Reporting on the liberation of Paris, she captured the city in ruins; she became one of the first photographers to use the now common idea of shooting high fashion among ruins.
In Munich on April 30, 1945, she and Jewish Life photographer Scherman were among the first to gain access to Hitler’s apartment. They set up a shot in the bathroom; Miller in the bath, with a propaganda photograph of the Fuhrer perched on the edge: it has since been described as one of the most controversial photographs of the 20th century.
The key thing is the muddy boots – that morning Miller had worn them around the hell that was Dachau concentration camp, Penrose says. “And now she is stamping the filth, the degradation, the horror of that place, she’s stamping that into Hitler’s nice, clean bath. And that proves that she’s not sitting there as a guest in his house – she’s actually a victor and it’s like she’s metaphorically grinding her heel into his face. What she and Scherman had no way of knowing was that at 4.45 that afternoon … in Berlin, Hitler and Eva Braun killed themselves.”
Some of Miller’s photographs of the concentration camps were not published in Britain and will hang in a separate room at the Heide show. “She was very upset that British Vogue didn’t run them,” Penrose says. The magazine’s editor, Audrey Withers, told him that they felt readers had endured too much suffering. “Lee was so disappointed by that because she wanted people to know what had happened because … that is probably the best defence against it happening again.”
Portrait of Space, Al Bulwayeb, near Siwa, Egypt 1937 by Lee Miller Credit: ©Lee Miller Archives England 2023
For Morgan, choosing a favourite Miller photograph is tricky. She loves the powerful and multi-layered Portrait of Space, which inspired Rene Magritte’s 1951 painting Le Baiser. It was shot towards the end of her time in Egypt, where she was living with her first husband, Aziz Eloui Bey.
It’s also one of Penrose’s favourites. “I think it’s a symbol of her longing for freedom because she was feeling very constrained at that time,” he says. “You can kind of get the feel of bursting through the flyscreen and tearing off down that desert road … And the little portrait frame, that’s the portrait of space. And that space is her gift to us, for us to populate with whatever dreams and imaginings we want to.”

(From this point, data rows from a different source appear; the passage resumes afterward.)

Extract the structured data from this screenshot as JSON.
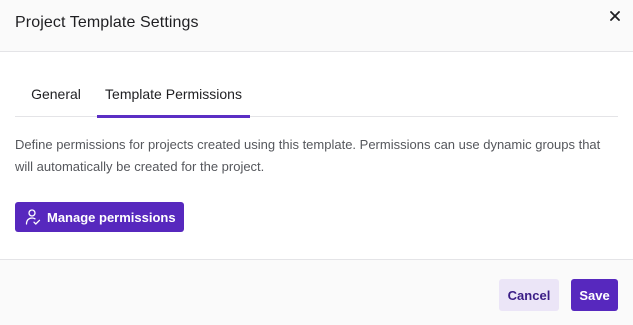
{
  "dialog": {
    "title": "Project Template Settings",
    "close_icon": "close-icon"
  },
  "tabs": [
    {
      "label": "General",
      "active": false
    },
    {
      "label": "Template Permissions",
      "active": true
    }
  ],
  "content": {
    "description": "Define permissions for projects created using this template. Permissions can use dynamic groups that will automatically be created for the project.",
    "manage_button": {
      "label": "Manage permissions",
      "icon": "user-permissions-icon"
    }
  },
  "footer": {
    "cancel_label": "Cancel",
    "save_label": "Save"
  },
  "colors": {
    "accent": "#5728be",
    "secondary_button_bg": "#ebe5f7",
    "secondary_button_text": "#3a1d86",
    "header_bg": "#fafafa"
  }
}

Remington Silent, an image of a typewriter “smashed to smithereens”, is another highlight for Morgan. Shot during the Blitz in London, the photo documents the damage wrought by war but is also a play on the Remington Noiseless, a high-tech typewriter released before the war.
“And of course, here, it’s been rendered completely silent,” says Morgan. “She’s found that sense of the marvellous and the wonder in the everyday, but it’s also combined with the horror of war. It encapsulates her really incisive instinct to look at the ordinary and to find something extraordinary in it.”
Surrealist Lee Miller is at Heide from November 4 to February 25, 2024.